Greetings readers, on this 2020 Christmas Eve. This Christmas is shaping up to be very different than ones in recent history. The COVID-19 pandemic has forced families apart for the holiday season, torpedoing plans and treasured traditions. Canadians should not give in to melancholy during this typically joyous occasion. Instead, we should celebrate a harsh year gone past and hopes for a brighter 2021. Today, I want to look at three stocks that are worth stashing under the Christmas tree. Let’s dive in.
Shopify stock: The perfect Christmas gift for growth investors
Shopify (TSX:SHOP)(NYSE:SHOP) has made Santa Claus look stingy with the way it has gifted its shareholders since its initial public offering back in 2015. That has not changed in 2020. Shares of Shopify have climbed 198% in 2020 as of close on December 23. While the COVID-19 pandemic devastated brick-and-mortar retail, it has boosted an already thriving e-commerce space.
The bump for e-commerce was evident during the Black Friday/Cyber Monday shopping weekend. Digital shopping engagement surged to record highs. This was good news for Shopify’s e-commerce business and its many merchants. Its sales soared 76% from the previous year to $5.1 billion during the famed pre-holiday shopping weekend. Shopify’s merchants totaled last year’s figures by the middle of that weekend.
This Canadian e-commerce behemoth is gearing up for international growth this decade. It boasts an excellent balance sheet and huge growth potential.
This dividend stock is worth holding forever
TransAlta Renewables (TSX:RNW) may not have brought the kind of Christmas cheer Shopify has with its last five years of growth, but this is still a top stock worth considering right now. This company develops, owns, and operates renewable power-generation facilities. All eyes have been on healthcare in 2020, but Canada and its allies have continued to emphasize a green energy push. Indeed, the post-pandemic years may accentuate this drive. That is good news for this stock.
Shares of TransAlta have climbed 31% in 2020. In Q3 2020, the company delivered comparable EBITDA growth of 12% to $96 million. Adjusted funds from operations (AFFO) rose 10% to $76 million. Best of all, TransAlta shareholders get the gift that keeps on giving with its monthly distribution. It last announced a monthly dividend of $0.07833 per share, which represents a solid 4.8% yield.
One more balanced stock to add on Christmas Eve
The last stock I want to look at on this Christmas Eve can strike a nice balance for a portfolio that contains the two stocks above. Great-West Lifeco (TSX:GWO) is a financial services holding company that is engaged in the life and health insurance, retirement and investment services, asset management, and reinsurance businesses in North America and Europe. Its stock has dropped 6.5% in 2020.

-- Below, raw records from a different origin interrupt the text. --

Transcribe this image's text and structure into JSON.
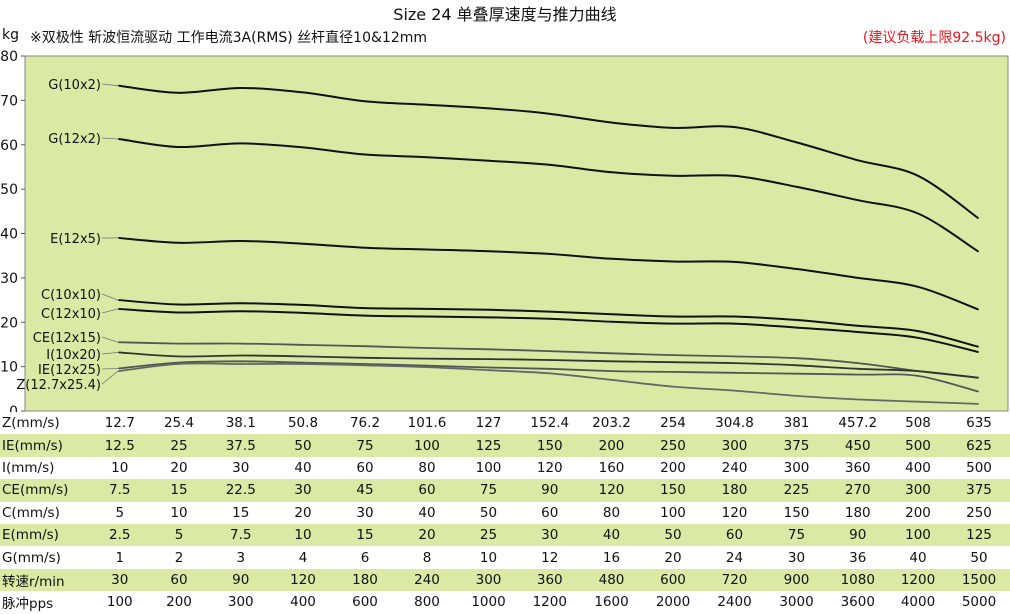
{
  "header": {
    "title": "Size 24 单叠厚速度与推力曲线",
    "unit": "kg",
    "subtitle": "※双极性 斩波恒流驱动 工作电流3A(RMS) 丝杆直径10&12mm",
    "note": "(建议负载上限92.5kg)"
  },
  "chart_data": {
    "type": "line",
    "ylabel": "kg",
    "ylim": [
      0,
      80
    ],
    "yticks": [
      0,
      10,
      20,
      30,
      40,
      50,
      60,
      70,
      80
    ],
    "grid": false,
    "plot_background": "#dbe9a4",
    "line_color": "#111111",
    "x_categories": [
      "12.7",
      "25.4",
      "38.1",
      "50.8",
      "76.2",
      "101.6",
      "127",
      "152.4",
      "203.2",
      "254",
      "304.8",
      "381",
      "457.2",
      "508",
      "635"
    ],
    "series": [
      {
        "name": "G(10x2)",
        "values": [
          73.3,
          71.7,
          72.8,
          71.8,
          69.8,
          69.0,
          68.2,
          67.0,
          65.0,
          63.8,
          64.0,
          60.5,
          56.5,
          53.0,
          43.5
        ],
        "color": "#111111"
      },
      {
        "name": "G(12x2)",
        "values": [
          61.3,
          59.5,
          60.3,
          59.4,
          57.8,
          57.2,
          56.4,
          55.5,
          53.8,
          53.0,
          53.0,
          50.5,
          47.5,
          44.5,
          36.0
        ],
        "color": "#111111"
      },
      {
        "name": "E(12x5)",
        "values": [
          39.0,
          37.9,
          38.3,
          37.7,
          36.8,
          36.4,
          36.0,
          35.4,
          34.3,
          33.7,
          33.6,
          32.0,
          30.0,
          28.0,
          22.9
        ],
        "color": "#111111"
      },
      {
        "name": "C(10x10)",
        "values": [
          25.0,
          24.0,
          24.3,
          23.9,
          23.2,
          23.0,
          22.8,
          22.4,
          21.8,
          21.3,
          21.3,
          20.5,
          19.2,
          18.0,
          14.5
        ],
        "color": "#111111"
      },
      {
        "name": "C(12x10)",
        "values": [
          23.0,
          22.2,
          22.5,
          22.1,
          21.5,
          21.3,
          21.1,
          20.8,
          20.1,
          19.7,
          19.7,
          18.8,
          17.8,
          16.5,
          13.3
        ],
        "color": "#111111"
      },
      {
        "name": "CE(12x15)",
        "values": [
          15.5,
          15.2,
          15.2,
          14.9,
          14.6,
          14.2,
          13.9,
          13.5,
          13.0,
          12.6,
          12.3,
          11.9,
          10.8,
          9.0,
          7.5
        ],
        "color": "#555555"
      },
      {
        "name": "I(10x20)",
        "values": [
          13.2,
          12.3,
          12.5,
          12.3,
          12.0,
          11.8,
          11.7,
          11.5,
          11.2,
          11.0,
          10.8,
          10.3,
          9.5,
          9.0,
          7.5
        ],
        "color": "#333333"
      },
      {
        "name": "IE(12x25)",
        "values": [
          9.6,
          10.9,
          11.2,
          10.9,
          10.6,
          10.2,
          9.8,
          9.5,
          9.0,
          8.8,
          8.6,
          8.4,
          8.2,
          7.9,
          4.4
        ],
        "color": "#555555"
      },
      {
        "name": "Z(12.7x25.4)",
        "values": [
          9.0,
          10.6,
          10.6,
          10.6,
          10.3,
          9.9,
          9.2,
          8.5,
          7.0,
          5.5,
          4.6,
          3.4,
          2.6,
          2.1,
          1.6
        ],
        "color": "#666666"
      }
    ]
  },
  "table": {
    "rows": [
      {
        "label": "Z(mm/s)",
        "shaded": false,
        "values": [
          "12.7",
          "25.4",
          "38.1",
          "50.8",
          "76.2",
          "101.6",
          "127",
          "152.4",
          "203.2",
          "254",
          "304.8",
          "381",
          "457.2",
          "508",
          "635"
        ]
      },
      {
        "label": "IE(mm/s)",
        "shaded": true,
        "values": [
          "12.5",
          "25",
          "37.5",
          "50",
          "75",
          "100",
          "125",
          "150",
          "200",
          "250",
          "300",
          "375",
          "450",
          "500",
          "625"
        ]
      },
      {
        "label": "I(mm/s)",
        "shaded": false,
        "values": [
          "10",
          "20",
          "30",
          "40",
          "60",
          "80",
          "100",
          "120",
          "160",
          "200",
          "240",
          "300",
          "360",
          "400",
          "500"
        ]
      },
      {
        "label": "CE(mm/s)",
        "shaded": true,
        "values": [
          "7.5",
          "15",
          "22.5",
          "30",
          "45",
          "60",
          "75",
          "90",
          "120",
          "150",
          "180",
          "225",
          "270",
          "300",
          "375"
        ]
      },
      {
        "label": "C(mm/s)",
        "shaded": false,
        "values": [
          "5",
          "10",
          "15",
          "20",
          "30",
          "40",
          "50",
          "60",
          "80",
          "100",
          "120",
          "150",
          "180",
          "200",
          "250"
        ]
      },
      {
        "label": "E(mm/s)",
        "shaded": true,
        "values": [
          "2.5",
          "5",
          "7.5",
          "10",
          "15",
          "20",
          "25",
          "30",
          "40",
          "50",
          "60",
          "75",
          "90",
          "100",
          "125"
        ]
      },
      {
        "label": "G(mm/s)",
        "shaded": false,
        "values": [
          "1",
          "2",
          "3",
          "4",
          "6",
          "8",
          "10",
          "12",
          "16",
          "20",
          "24",
          "30",
          "36",
          "40",
          "50"
        ]
      },
      {
        "label": "转速r/min",
        "shaded": true,
        "values": [
          "30",
          "60",
          "90",
          "120",
          "180",
          "240",
          "300",
          "360",
          "480",
          "600",
          "720",
          "900",
          "1080",
          "1200",
          "1500"
        ]
      },
      {
        "label": "脉冲pps",
        "shaded": false,
        "values": [
          "100",
          "200",
          "300",
          "400",
          "600",
          "800",
          "1000",
          "1200",
          "1600",
          "2000",
          "2400",
          "3000",
          "3600",
          "4000",
          "5000"
        ]
      }
    ]
  }
}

Net earnings at Great-West rose to $826 million or $0.89 per share compared to $730 million, or $0.79 per share, in the prior year. Base earnings were also up marginally from Q3 2019. Shares of Great-West possess a favourable price-to-earnings ratio of 10 and a price-to-book value of 1.3. It offers a quarterly dividend of $0.4380 per share, representing a strong 5.9% yield. This value pick can make a nice Christmas present in your portfolio.